The idea is that crushers that had closed purchase deals for Brazilian beans by the end of 2021, and subsequently hedged their positions in the futures market and cashed in by selling off their CBOT long positions.
Considering that March soybean CBOT futures soared 29%, the equivalent to $3.56/bu, between the end of November and February 11, there are indeed potentially large financial profits to be made.
This could overcome the penalty fees related to washing out contracts, it is understood.
Under such rationale, the incentive to breach contracts would have been amplified by particularly negative crush margins in China, which are capping spot soybean demand in the country.

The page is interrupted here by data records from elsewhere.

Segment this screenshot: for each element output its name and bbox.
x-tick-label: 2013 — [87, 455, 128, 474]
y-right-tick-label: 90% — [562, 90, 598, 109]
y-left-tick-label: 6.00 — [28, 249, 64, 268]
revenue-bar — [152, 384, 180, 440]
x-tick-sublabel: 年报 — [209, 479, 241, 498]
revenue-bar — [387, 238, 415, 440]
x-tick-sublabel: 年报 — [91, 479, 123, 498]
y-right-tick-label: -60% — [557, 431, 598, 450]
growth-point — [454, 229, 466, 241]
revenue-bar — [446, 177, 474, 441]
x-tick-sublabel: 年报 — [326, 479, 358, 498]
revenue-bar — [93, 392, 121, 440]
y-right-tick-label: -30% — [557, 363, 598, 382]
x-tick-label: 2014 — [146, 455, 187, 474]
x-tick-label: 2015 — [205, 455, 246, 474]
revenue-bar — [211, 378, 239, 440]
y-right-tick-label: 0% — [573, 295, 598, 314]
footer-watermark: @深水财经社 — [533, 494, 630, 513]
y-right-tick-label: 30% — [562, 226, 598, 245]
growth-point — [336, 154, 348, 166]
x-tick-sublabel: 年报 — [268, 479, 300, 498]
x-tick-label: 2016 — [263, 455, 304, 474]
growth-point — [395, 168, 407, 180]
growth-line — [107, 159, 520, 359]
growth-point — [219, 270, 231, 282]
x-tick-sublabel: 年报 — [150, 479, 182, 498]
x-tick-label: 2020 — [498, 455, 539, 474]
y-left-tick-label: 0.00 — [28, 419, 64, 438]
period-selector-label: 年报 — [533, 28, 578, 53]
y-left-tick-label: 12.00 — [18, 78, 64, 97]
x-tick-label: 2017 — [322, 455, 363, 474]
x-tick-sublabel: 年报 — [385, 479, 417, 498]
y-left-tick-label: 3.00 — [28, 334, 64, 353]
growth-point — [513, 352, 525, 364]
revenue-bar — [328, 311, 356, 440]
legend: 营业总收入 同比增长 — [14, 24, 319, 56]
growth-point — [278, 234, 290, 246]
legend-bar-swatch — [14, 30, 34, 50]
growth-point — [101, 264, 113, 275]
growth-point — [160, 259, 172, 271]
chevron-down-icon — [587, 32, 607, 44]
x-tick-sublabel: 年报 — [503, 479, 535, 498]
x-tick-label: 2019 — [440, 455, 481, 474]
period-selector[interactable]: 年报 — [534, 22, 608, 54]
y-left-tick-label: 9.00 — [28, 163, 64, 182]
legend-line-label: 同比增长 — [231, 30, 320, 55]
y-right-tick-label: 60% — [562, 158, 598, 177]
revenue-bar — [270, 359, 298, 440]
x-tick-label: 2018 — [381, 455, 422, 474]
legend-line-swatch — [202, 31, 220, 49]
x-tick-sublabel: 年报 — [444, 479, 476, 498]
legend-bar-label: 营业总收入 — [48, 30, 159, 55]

According to Fastmarkets Agricensus’ estimates, the Chinese average spot gross crush margins have been slightly negative since December, and plunged even further when China’s market reopened after its week-long Lunar New Year holiday in February.
Rumours about China washing out Brazilian soybean cargoes had been circulating in the market since the middle of last week and were confirmed by Fastmarkets Agricensus on Monday.
“Some of the washout deals were done by COFCO at the CFR market… due to rapidly deteriorating domestic crush margins,” a China-based trader told Fastamarkets Agricensus.
“We heard two of the cargoes were switched to the US origins amid the bad crush margins and slow loading pace in Brazil,” another Chinese analyst said.
The rumours contributed to pressure premiums in the Brazilian cash market, although many market participants had been sceptical about their veracity.
Brazilian soybean spot FOB premiums surged to extremely high levels – the highest for front-month loading since November 2021 – in February backed by estimates showing a significant drought-driven crop loss in the country this marketing year.
On Thursday, front-month premiums plunged with contracts for March loading on the Paranaguá paper market tumbling 25 c/bu on the day.
This came as rumours about the washouts started to spread and many sellers rushed into the market to lock in deals, in the belief that premiums had already peaked and would start to trend downwards.
At the same time, the switch of cargoes from Brazil to the US heightened speculation that China would turn its attention towards the US as the deadline for the phase-one trade deal between Beijing and Washington approaches.
If confirmed, this could bolster US soybean exports, with potential impacts on ending stocks and on the CBOT price benchmark.